Over the following months, her campaign intensifies. She spends the nights black-clad, stalking the streets of Paris, hunting stray dogs and cats before her husband’s poaching network reaches them. During the daytimes, she and her young daughters watch him stride out of the house towards their local marché, where they know he will buy live frogs and rabbits. He angers at her interventions and threatens to ‘get rid of her’, perhaps with poison. She retorts that his behaviour is ‘that of a boor who treats his wife like a slave’. Eventually he leaves, taking her dowry money, and they formally separate. Afterwards he shows little interest in his daughters. When he dies, one of those daughters will spend her inheritance on establishing hospitals for dogs and cats ‘with the view of atoning for what she considered the crimes of vivisection which her parent had committed.’

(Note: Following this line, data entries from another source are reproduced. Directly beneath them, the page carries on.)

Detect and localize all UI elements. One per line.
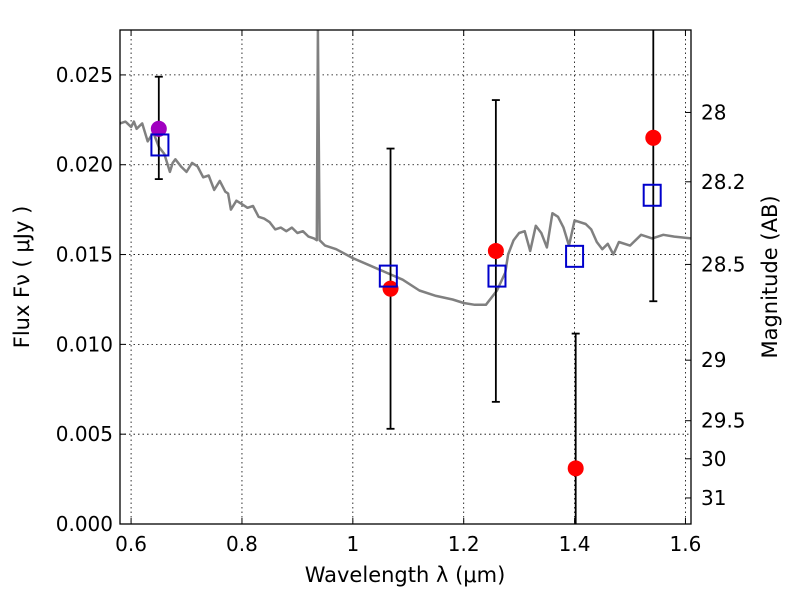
x-tick-label: 1.6 (670, 532, 702, 556)
photometry-point (382, 280, 399, 297)
right-axis-title: Magnitude (AB) (758, 195, 782, 358)
model-photometry-square (565, 244, 585, 268)
x-tick-label: 1.2 (448, 532, 480, 556)
model-photometry-square (378, 264, 398, 288)
y-tick-label: 0.015 (56, 243, 113, 267)
y-tick-label: 0.010 (56, 332, 113, 356)
model-spectrum-line (120, 30, 691, 307)
photometry-point (487, 242, 504, 259)
right-tick-label: 28 (701, 100, 726, 124)
photometry-point (150, 120, 167, 137)
plot-area (120, 30, 691, 307)
error-bars (150, 30, 662, 524)
x-tick-label: 1.4 (559, 532, 591, 556)
photometry-point (645, 129, 662, 146)
axis-ticks: 0.6 0.8 1 1.2 1.4 1.6 0.000 0.005 0.010 0.015 0.02… (56, 30, 746, 556)
x-tick-label: 0.8 (226, 532, 258, 556)
right-tick-label: 28.5 (701, 252, 746, 276)
right-tick-label: 30 (701, 447, 726, 471)
x-axis-title: Wavelength λ (μm) (305, 563, 506, 587)
y-tick-label: 0.000 (56, 512, 113, 536)
plot-frame (119, 29, 692, 525)
x-tick-label: 1 (346, 532, 359, 556)
right-tick-label: 29.5 (701, 409, 746, 433)
x-tick-label: 0.6 (115, 532, 147, 556)
grid (120, 30, 691, 525)
model-photometry-square (150, 133, 170, 157)
right-tick-label: 31 (701, 486, 726, 510)
y-tick-label: 0.005 (56, 422, 113, 446)
model-photometry-square (487, 264, 507, 288)
y-tick-label: 0.025 (56, 63, 113, 87)
model-photometry-square (642, 183, 662, 207)
y-axis-title: Flux Fν ( μJy ) (10, 206, 34, 349)
right-tick-label: 28.2 (701, 170, 746, 194)
photometry-point (567, 460, 584, 477)
y-tick-label: 0.020 (56, 153, 113, 177)
right-tick-label: 29 (701, 348, 726, 372)
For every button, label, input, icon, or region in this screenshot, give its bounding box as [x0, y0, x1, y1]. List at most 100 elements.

The woman is Fanny Bernard, born Mary-Françoise Martin, and her husband is Claude Bernard, heralded by many, both in his own time and today, as ‘one of the greatest of all men of science.’ Claude’s most famous work was in the field of ‘experimental physiology’ and was underpinned by the idea that, in the body, there is no distinct force or substance which creates life. Instead, he believed that life results from a number of mechanistic processes, which we now call homeostasis, and which include how our bodies regulate temperature by sweating. Claude argued passionately that vivisection – meaning ‘the act of opening or dissecting living animals’ for reasons of experimentation rather than healing – was indispensable in illuminating these bodily processes. To find animals for his experiments, he took strays from the streets of Paris and even contemplated using his own family’s pet, and he stressed that, in order to do their work, vivisectionists must dissociate themselves from their emotions. ‘The physiologist,’ Claude wrote, ‘does not hear the cries of the animals, he does not see their flowing blood, he sees nothing but his idea.’ He likened his methodology to that of an unrepentant rapist, describing the natural world as ‘a woman who must be forced to unveil herself when attacked by the experimenter and who must be put to the question and subdued.’